Ne abbiamo parlato pochi giorni fa, dopo l’ennesimo record negativo certificato dall’Istat. In Italia si fanno pochi figli. È anche una questione di soldi, oltre che di servizi che non ci sono oppure zoppicano. Parte da questa constatazione un disegno di legge targato Pd che potrebbe accelerare nelle prossime settimane e portare anche in Italia l’assegno universale per i figli. Funzionerebbe così: per ogni figlio a carico, cioè che non ha entrate proprie per mantenersi, lo Stato verserebbe una somma ai genitori: 200 euro al mese dalla nascita fino ai tre anni d’età; 150 euro al mese da tre fino ai 18 anni; 100 euro al mese da 18 fino ai 26 anni. Superata quell’età, fine dell’aiuto, anche se il figlio non è in grado di mantenersi da solo. La misura del sostegno dipenderebbe anche dalle condizioni della famiglia. L’assegno sarebbe «pieno», cioè con le cifre che abbiamo appena visto, per le famiglie fino a 30 mila euro di Isee. L’Isee è l’indicatore della situazione economica equivalente, il cosiddetto riccometro, che pesa non solo il reddito delle famiglie (lo stipendio o la pensione) ma anche il loro patrimonio, come le case o i risparmi. L’importo dell’assegno scenderebbe velocemente per le famiglie che hanno un Isee compreso tra 30 mila e 50 mila. Per poi azzerarsi superata quota 50 mila.
«Secondo le simulazioni fatte dalla Banca d’Italia e dall’Ufficio parlamentare di Bilancio — dice il senatore pd Stefano Lepri, primo firmatario della proposta poi sottoscritta da 50 colleghi di partito — questo schema consentirebbe a due terzi delle famiglie con figli di avere tutto il beneficio, un altro 20% lo avrebbe ridotto e un ulteriore 15% resterebbe fuori». Come nella chimica, però, anche per il Fisco nulla si crea, nulla si distrugge e tutto si trasforma. Il nuovo assegno universale non si aggiungerebbe alla misure di sostegno per i figli che ci sono già oggi. Ma ne prenderebbe il posto. Nel passaggio, tuttavia, sarebbero eliminati contraddizioni e paradossi che rendono il nostro attuale sistema poco efficace e anche ingiusto. Basta dire che oggi l’assegno familiare è previsto solo per i lavoratori dipendenti e i pensionati, mentre gli autonomi non hanno quasi nulla. Non solo. Le detrazioni sulle tasse per i familiari lasciano fuori i cosiddetti incapienti, cioè proprio chi avrebbe più bisogno perché guadagna meno di 8 mila euro lordi l’anno, non fa la dichiarazione dei redditi e quindi dalle tasse non può detrarre nulla. Il nuovo strumento, quindi, prenderebbe il posto di assegni familiari, detrazioni e bonus vari.
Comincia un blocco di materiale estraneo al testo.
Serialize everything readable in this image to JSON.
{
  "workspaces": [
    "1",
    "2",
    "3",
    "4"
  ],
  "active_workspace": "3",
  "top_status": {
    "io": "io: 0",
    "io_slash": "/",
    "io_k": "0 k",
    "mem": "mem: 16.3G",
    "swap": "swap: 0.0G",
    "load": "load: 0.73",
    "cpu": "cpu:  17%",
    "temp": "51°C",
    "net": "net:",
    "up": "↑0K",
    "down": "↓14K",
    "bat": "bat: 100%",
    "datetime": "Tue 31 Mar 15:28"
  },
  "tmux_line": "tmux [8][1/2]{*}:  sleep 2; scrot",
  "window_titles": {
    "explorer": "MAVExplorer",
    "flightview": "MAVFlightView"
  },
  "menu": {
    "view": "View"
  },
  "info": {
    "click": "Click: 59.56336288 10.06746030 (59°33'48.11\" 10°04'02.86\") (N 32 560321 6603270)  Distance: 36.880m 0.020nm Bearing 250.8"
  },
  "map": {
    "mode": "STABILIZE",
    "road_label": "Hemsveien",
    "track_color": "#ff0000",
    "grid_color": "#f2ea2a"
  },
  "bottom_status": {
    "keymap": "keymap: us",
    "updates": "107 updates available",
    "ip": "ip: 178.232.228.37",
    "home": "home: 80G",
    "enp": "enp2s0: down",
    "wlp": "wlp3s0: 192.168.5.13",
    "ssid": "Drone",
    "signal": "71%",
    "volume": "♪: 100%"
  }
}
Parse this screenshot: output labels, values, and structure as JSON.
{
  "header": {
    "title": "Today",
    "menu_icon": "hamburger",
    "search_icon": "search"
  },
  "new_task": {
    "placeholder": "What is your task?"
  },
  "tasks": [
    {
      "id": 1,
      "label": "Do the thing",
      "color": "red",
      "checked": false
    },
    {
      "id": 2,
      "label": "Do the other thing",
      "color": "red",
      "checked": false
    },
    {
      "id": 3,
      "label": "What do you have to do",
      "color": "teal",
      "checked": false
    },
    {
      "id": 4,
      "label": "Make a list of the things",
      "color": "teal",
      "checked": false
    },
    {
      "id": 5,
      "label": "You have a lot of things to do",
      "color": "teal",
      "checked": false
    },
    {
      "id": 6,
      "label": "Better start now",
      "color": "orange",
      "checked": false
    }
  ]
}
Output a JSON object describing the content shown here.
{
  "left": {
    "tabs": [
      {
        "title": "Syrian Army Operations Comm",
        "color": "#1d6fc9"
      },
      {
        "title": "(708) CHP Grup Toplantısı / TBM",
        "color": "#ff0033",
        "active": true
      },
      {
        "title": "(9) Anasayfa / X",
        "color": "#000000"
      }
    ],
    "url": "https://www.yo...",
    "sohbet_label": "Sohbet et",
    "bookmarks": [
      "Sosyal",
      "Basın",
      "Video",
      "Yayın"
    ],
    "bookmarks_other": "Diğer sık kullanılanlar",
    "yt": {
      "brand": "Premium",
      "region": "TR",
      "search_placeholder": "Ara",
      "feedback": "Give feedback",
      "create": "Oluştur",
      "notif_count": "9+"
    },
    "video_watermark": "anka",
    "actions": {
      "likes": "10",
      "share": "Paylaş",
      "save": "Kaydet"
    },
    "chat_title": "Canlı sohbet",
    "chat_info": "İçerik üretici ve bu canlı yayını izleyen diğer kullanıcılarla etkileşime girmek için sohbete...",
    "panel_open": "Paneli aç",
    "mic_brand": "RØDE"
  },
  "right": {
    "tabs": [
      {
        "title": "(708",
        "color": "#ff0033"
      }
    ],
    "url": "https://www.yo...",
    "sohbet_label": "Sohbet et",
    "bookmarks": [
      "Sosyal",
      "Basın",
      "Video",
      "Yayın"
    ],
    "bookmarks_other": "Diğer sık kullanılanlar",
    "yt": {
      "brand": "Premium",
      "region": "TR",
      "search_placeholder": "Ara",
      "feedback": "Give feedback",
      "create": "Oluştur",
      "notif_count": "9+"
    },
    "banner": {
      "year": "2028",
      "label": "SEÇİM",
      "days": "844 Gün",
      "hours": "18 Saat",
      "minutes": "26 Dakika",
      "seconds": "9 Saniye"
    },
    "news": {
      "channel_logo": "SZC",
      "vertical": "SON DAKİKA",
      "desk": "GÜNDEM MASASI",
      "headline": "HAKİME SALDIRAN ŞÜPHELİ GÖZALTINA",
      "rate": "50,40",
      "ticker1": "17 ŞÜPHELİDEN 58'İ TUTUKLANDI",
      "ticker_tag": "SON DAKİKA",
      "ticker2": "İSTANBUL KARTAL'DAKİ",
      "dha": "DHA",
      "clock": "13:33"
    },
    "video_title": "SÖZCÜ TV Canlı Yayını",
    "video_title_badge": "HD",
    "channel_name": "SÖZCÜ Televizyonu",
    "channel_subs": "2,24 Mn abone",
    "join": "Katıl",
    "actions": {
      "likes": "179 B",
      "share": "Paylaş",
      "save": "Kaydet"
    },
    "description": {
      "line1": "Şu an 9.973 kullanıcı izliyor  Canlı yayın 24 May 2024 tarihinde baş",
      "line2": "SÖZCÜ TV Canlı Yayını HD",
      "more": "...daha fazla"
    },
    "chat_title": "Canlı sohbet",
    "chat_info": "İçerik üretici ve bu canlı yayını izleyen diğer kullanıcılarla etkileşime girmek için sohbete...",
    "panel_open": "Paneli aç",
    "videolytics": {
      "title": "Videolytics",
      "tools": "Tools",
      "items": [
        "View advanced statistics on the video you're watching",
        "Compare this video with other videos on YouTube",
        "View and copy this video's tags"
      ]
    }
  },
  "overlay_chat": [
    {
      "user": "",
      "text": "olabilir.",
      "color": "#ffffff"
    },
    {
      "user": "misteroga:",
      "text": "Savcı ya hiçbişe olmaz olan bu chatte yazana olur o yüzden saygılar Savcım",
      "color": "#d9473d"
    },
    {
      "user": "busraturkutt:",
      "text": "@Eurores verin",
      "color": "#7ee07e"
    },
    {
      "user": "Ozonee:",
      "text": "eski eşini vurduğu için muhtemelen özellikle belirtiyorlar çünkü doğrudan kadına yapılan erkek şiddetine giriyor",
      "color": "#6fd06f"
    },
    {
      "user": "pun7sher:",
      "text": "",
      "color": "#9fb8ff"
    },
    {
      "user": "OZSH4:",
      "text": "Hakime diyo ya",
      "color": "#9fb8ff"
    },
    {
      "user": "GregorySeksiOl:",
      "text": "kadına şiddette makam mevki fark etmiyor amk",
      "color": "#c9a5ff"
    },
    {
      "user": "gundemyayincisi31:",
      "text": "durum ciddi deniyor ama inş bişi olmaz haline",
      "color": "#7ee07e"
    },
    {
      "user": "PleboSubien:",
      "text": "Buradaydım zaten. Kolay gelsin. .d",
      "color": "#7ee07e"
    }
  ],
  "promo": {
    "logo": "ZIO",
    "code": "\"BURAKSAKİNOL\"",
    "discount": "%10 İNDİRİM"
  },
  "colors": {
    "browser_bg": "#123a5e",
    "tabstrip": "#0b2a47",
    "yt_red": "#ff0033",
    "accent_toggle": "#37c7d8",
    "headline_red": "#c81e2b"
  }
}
Ma, almeno nelle intenzioni, dovrebbe contare su risorse un po’ più corpose: dai 16 miliardi di euro che si spendono adesso ogni anno dovremmo passare a 20, grazie a «ulteriori risparmi di spesa» ancora da individuare.
Se la cosa suona un po’ vaga è perché siamo ancora ai primi passi. La proposta è un cosiddetto disegno di legge delega: fissa i principi generali che in un secondo momento saranno definiti dal governo. Il testo è all’esame della commissione Finanze del Senato, domani si comincia a votare. In realtà è stato presentato oltre due anni fa. Ma negli ultimi giorni è arrivata un’accelerazione forse decisiva. L’altro giorno, nel suo discorso al Lingotto, la proposta è stata indicata come importante da Tommaso Nannicini, che sta scrivendo il programma delle primarie per Matteo Renzi. Un dettaglio. Ma anche il segnale di come il partito al governo voglia spingere sul tema. Magari per giocarselo nella prossima campagna elettorale: vorrebbe dire fare un passo nella legge di Bilancio, la vecchia Finanziaria da approvare entro fine anno.